THE UK’s top civil servant has apologised for his “raw, in-the-moment” WhatsApp messages about Boris Johnson and Downing Street colleagues at the UK Covid-19 Inquiry.
Simon Case sent messages saying former PM Johnson “cannot lead” and calling officials “basically feral” at the height of the pandemic.
At the time, Case was the prime minister’s chief adviser and told the UK’s Covid-19 Inquiry he “deeply regretted” the messages.

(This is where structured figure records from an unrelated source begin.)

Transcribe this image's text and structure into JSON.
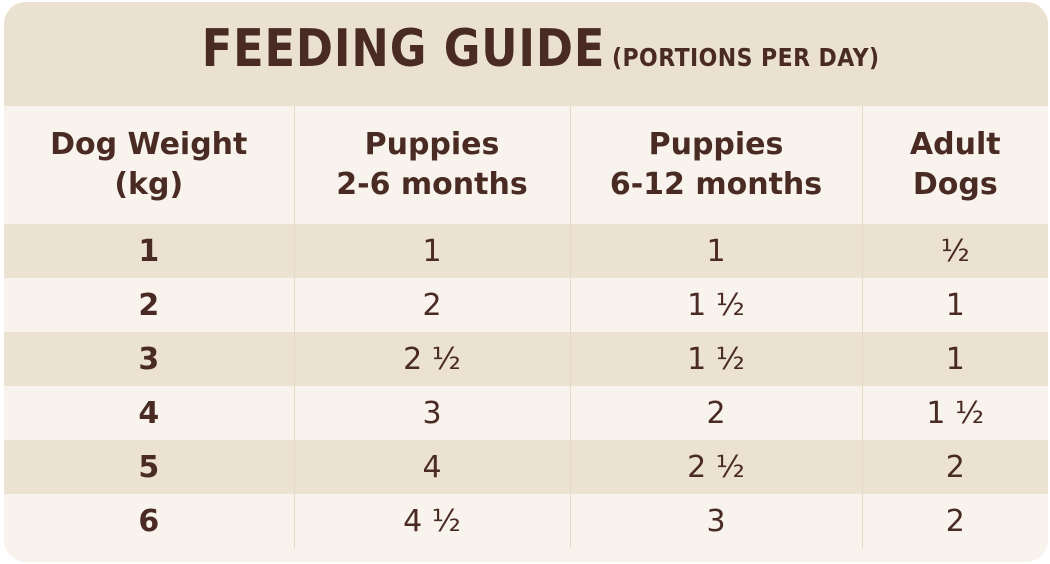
{
  "title": {
    "main": "FEEDING GUIDE",
    "sub": "(PORTIONS PER DAY)"
  },
  "table": {
    "headers": [
      {
        "line1": "Dog Weight",
        "line2": "(kg)"
      },
      {
        "line1": "Puppies",
        "line2": "2-6 months"
      },
      {
        "line1": "Puppies",
        "line2": "6-12 months"
      },
      {
        "line1": "Adult",
        "line2": "Dogs"
      }
    ],
    "rows": [
      [
        "1",
        "1",
        "1",
        "½"
      ],
      [
        "2",
        "2",
        "1 ½",
        "1"
      ],
      [
        "3",
        "2 ½",
        "1 ½",
        "1"
      ],
      [
        "4",
        "3",
        "2",
        "1 ½"
      ],
      [
        "5",
        "4",
        "2 ½",
        "2"
      ],
      [
        "6",
        "4 ½",
        "3",
        "2"
      ]
    ]
  },
  "colors": {
    "text": "#4a2b24",
    "title_band": "#ebe1d0",
    "row_shade": "#ece2d2",
    "background": "#f8f3ec"
  }
}
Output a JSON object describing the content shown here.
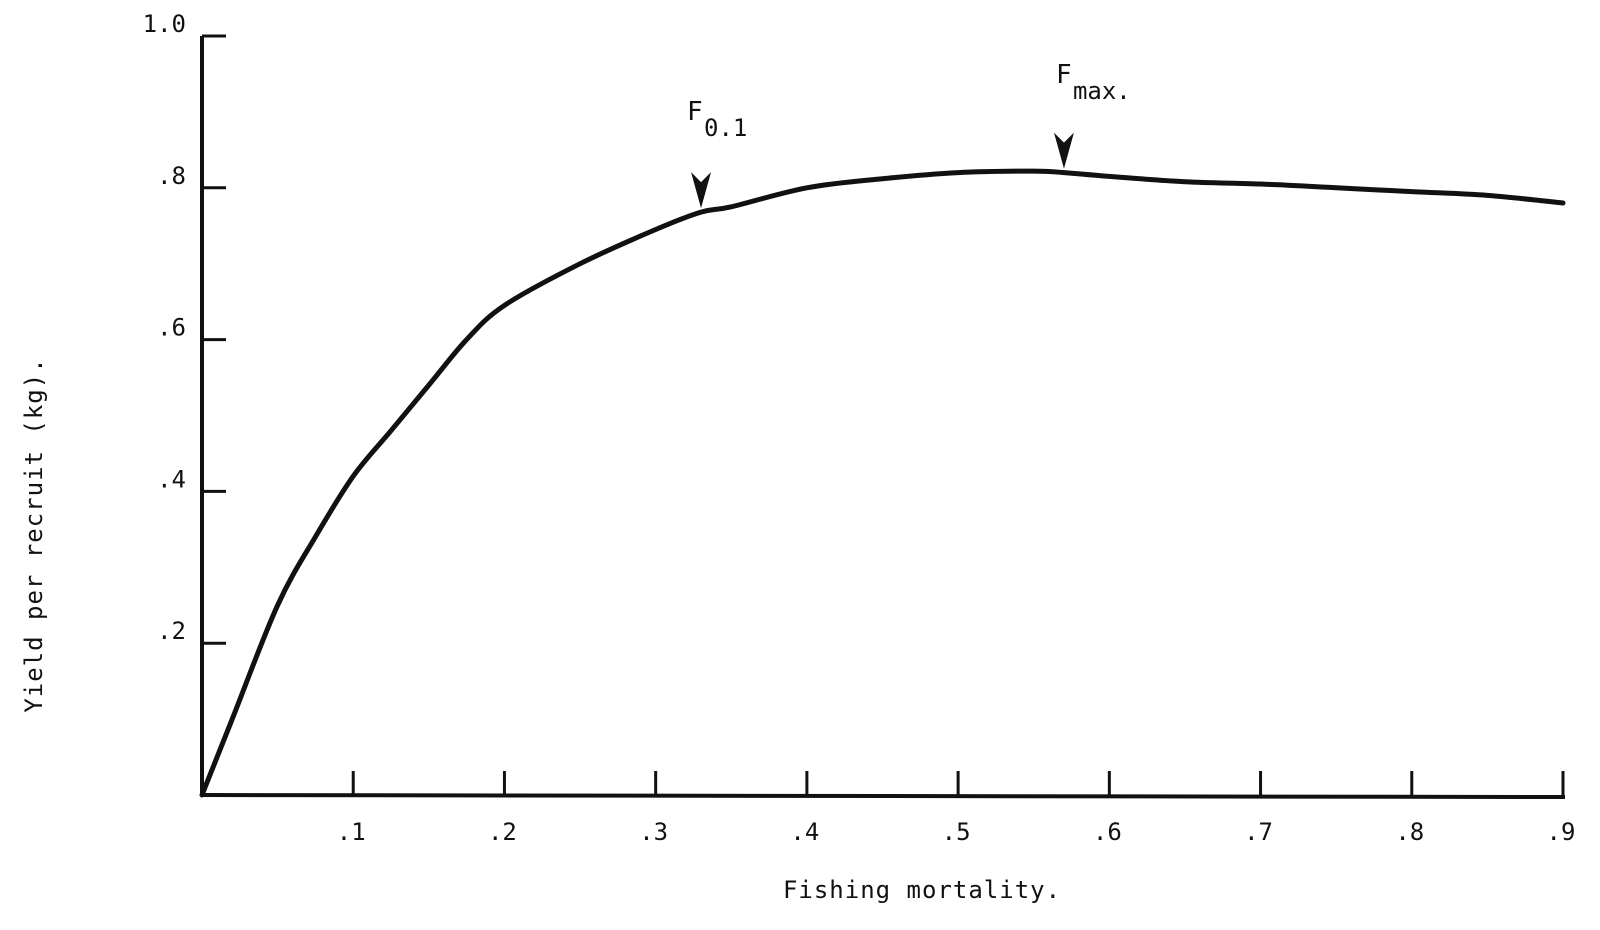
{
  "chart_data": {
    "type": "line",
    "title": "",
    "xlabel": "Fishing mortality.",
    "ylabel": "Yield per recruit (kg).",
    "xlim": [
      0,
      0.9
    ],
    "ylim": [
      0,
      1.0
    ],
    "grid": false,
    "x_ticks": [
      0.1,
      0.2,
      0.3,
      0.4,
      0.5,
      0.6,
      0.7,
      0.8,
      0.9
    ],
    "x_tick_labels": [
      ".1",
      ".2",
      ".3",
      ".4",
      ".5",
      ".6",
      ".7",
      ".8",
      ".9"
    ],
    "y_ticks": [
      0.2,
      0.4,
      0.6,
      0.8,
      1.0
    ],
    "y_tick_labels": [
      ".2",
      ".4",
      ".6",
      ".8",
      "1.0"
    ],
    "series": [
      {
        "x": [
          0,
          0.02,
          0.05,
          0.075,
          0.1,
          0.125,
          0.15,
          0.175,
          0.2,
          0.25,
          0.3,
          0.33,
          0.35,
          0.4,
          0.45,
          0.5,
          0.55,
          0.57,
          0.6,
          0.65,
          0.7,
          0.75,
          0.8,
          0.85,
          0.9
        ],
        "y": [
          0,
          0.1,
          0.25,
          0.34,
          0.42,
          0.48,
          0.54,
          0.6,
          0.645,
          0.7,
          0.745,
          0.768,
          0.775,
          0.8,
          0.812,
          0.82,
          0.822,
          0.82,
          0.815,
          0.808,
          0.805,
          0.8,
          0.795,
          0.79,
          0.78
        ]
      }
    ],
    "annotations": [
      {
        "label": "F",
        "subscript": "0.1",
        "x": 0.33,
        "y": 0.768
      },
      {
        "label": "F",
        "subscript": "max.",
        "x": 0.57,
        "y": 0.82
      }
    ]
  }
}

Case was previously absent from other hearings when senior Westminster figures gave evidence due to medical leave.
In WhatsApp messages shown to the inquiry, Case said the following:
- Johnson “cannot lead” and “changes strategic direction every day”
- The then-PM and “the people he chooses to surround himself with are basically feral”
- “I’ve never seen a bunch of people less well-equipped to run a country” in a message to Mark Sedwill, the civil service chief at the time
- He found it “hilarious” that people travelling had to isolate in quarantine hotels and had “no sympathy” for airlines going bankrupt
- Referred to Johnson as a “distrusted figure,” expressing concerns the public wouldn’t follow isolation rules under his leadership
Case told the inquiry: “They are very raw, in-the-moment human expressions – they’re not the whole story but I recognise they’re part of the story.
“Many of them now require apologies for things that I said and the way I expressed myself.
“Those are examples that I obviously now deeply regret of expressing my in-the-moment frustrations with the former prime minister.”
He further admitted that his WhatsApp message “crisis + pygmies = toxic behaviour” was likely a comment on the abilities of people in the Cabinet Office and Number 10.
He added that civil servants were being “smashed to pieces” by poor working practices including duplication of effort and overlapping of meetings, he said.
“Good people were working incredibly hard in impossible circumstances with choices where it seems there was never a right answer,” he said.
“But that lack of sort of a team spirit, the difficult atmosphere, we were trying to run everything from the centre of government, trying to run the response to a global pandemic.”